For one hundred and forty-nine wheat advanced lines, twenty-five lines were found to carry five or more positive alleles at the detected QTL in the current study. The average values for these 25 lines were 11.71 mg/kg for Mn, 40.32 mg/kg for Fe, 5.68 mg/kg for Cu, 68.58 mg/kg for Zn, and 0.06 mg/kg for Se, which increased Mn, Fe, Cu, Zn, and Se by 37.83% (P<0.001), 35.80% (P<0.001), 45.38% (P<0.001), 23.42% (P<0.001), and 3.95% (P<0.001) relative to the average values of micronutrient content the for the one hundred and forty-nine wheat advanced lines. Therefore, these 25 lines can be used as excellent resources for wheat quality breeding.

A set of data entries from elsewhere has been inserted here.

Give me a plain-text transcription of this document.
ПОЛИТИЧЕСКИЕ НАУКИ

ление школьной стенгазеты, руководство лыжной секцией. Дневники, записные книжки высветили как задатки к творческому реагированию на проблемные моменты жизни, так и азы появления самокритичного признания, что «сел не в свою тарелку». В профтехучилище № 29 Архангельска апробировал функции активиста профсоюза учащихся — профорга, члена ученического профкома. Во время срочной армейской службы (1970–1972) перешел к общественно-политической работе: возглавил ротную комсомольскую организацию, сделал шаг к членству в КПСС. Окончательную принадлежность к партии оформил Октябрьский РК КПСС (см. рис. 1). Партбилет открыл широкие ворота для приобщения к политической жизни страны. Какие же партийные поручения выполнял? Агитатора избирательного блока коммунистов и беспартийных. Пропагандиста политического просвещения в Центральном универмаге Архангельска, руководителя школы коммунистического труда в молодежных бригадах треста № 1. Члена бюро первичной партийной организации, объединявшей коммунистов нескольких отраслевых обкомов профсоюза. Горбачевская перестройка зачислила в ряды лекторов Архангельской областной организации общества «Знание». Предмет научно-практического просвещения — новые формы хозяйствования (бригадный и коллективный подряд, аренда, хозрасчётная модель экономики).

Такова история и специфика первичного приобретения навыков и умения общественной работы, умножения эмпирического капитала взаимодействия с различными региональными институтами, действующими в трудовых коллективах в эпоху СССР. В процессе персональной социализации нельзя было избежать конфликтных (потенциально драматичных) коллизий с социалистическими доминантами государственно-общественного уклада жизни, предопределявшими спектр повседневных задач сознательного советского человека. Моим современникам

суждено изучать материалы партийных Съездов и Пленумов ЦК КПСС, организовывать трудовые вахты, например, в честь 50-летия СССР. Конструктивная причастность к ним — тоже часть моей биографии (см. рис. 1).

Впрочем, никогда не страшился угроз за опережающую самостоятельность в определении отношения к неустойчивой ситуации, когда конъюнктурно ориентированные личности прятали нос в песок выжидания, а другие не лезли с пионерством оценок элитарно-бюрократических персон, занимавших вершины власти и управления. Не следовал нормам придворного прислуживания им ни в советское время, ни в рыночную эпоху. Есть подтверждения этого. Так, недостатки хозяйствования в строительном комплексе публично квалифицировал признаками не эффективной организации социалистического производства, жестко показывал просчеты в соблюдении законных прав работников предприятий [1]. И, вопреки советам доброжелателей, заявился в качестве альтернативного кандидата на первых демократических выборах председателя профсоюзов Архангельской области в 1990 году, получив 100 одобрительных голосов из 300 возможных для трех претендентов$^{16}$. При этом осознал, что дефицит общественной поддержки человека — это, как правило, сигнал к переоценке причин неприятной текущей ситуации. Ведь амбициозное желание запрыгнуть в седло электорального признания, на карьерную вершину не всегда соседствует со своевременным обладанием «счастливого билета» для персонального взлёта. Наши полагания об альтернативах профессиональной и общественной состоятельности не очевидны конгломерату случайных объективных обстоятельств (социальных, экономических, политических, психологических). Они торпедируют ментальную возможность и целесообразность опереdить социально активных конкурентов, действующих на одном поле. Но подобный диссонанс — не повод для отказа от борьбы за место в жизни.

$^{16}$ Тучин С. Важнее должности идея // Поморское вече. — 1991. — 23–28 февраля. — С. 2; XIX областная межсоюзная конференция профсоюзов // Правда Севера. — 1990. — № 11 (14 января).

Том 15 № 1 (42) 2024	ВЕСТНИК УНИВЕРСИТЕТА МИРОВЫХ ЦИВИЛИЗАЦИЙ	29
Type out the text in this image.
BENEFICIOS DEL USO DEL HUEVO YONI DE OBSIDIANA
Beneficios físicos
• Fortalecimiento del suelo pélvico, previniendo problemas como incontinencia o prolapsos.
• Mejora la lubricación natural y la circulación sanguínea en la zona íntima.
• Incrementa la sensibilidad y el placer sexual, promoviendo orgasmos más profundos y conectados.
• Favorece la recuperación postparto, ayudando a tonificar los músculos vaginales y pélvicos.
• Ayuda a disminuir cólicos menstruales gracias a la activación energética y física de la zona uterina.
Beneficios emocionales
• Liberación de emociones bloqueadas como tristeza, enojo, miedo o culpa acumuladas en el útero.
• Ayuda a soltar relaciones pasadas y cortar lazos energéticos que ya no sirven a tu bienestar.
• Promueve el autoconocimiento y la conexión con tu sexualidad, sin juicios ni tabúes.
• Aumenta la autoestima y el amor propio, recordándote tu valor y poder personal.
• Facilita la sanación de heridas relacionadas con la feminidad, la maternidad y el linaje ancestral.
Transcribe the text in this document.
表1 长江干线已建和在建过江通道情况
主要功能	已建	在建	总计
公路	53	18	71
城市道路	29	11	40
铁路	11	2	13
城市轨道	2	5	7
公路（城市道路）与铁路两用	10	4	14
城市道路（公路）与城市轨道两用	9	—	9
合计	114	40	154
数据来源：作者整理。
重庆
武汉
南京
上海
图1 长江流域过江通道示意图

The high-confidence genes within the physical interval of QFe/Se.yaas-2D were primarily involved in the synthesis of acyclic sesquiterpene synthase, probable cation transporter HKT7, and UPF0481 protein At3g47200. Acyclic sesquiterpene synthase was associated with the synthesis of gibberellins, which were essential for promoting plant nutrition and reproductive growth, as well as regulating physiological processes and stress responses (Toyomasu et al., 2000). The probable cation transporter HKT7 played a crucial role in regulating ion balance in plants, ensuring their normal growth and development under salt stress conditions (Huang et al., 2006). UPF0481 protein At3g47200 was linked to plant stress tolerance and growth development (https://www.uniprot.org/uniprotkb/A0A1D1Y378/entry). The high-confidence genes in the physical interval of QMn/Zn.yaas-4D were mainly related to Adenylosuccinate synthetase 2, Senescence-specific cysteine protease SAG39, and Zinc finger protein 593 homolog. Adenylosuccinate synthetase 2 synthesizes adenylosuccinate in plant chloroplasts, an important intermediate in the purine nucleotide biosynthesis pathway. This enzyme played a crucial role in regulating nucleotide synthesis, cell proliferation, and responses to environmental stress (Zhu et al., 2023). Senescence-specific cysteine protease SAG39 is a protease specifically expressed during plant senescence and played a key role in plant aging and stress responses (Wang et al., 2022). Zinc-finger proteins were characterized by a structural domain that coordinates zinc ions and binds nucleic acids, participating in the regulation of growth, development, and stress adaptation in plants (Han et al., 2021). The results indicated that the aforementioned genes in the QFe/Se.yaas-2D and QMn/Zn.yaas-4D intervals may be related to stress tolerance, growth development, and zinc synthesis in plants.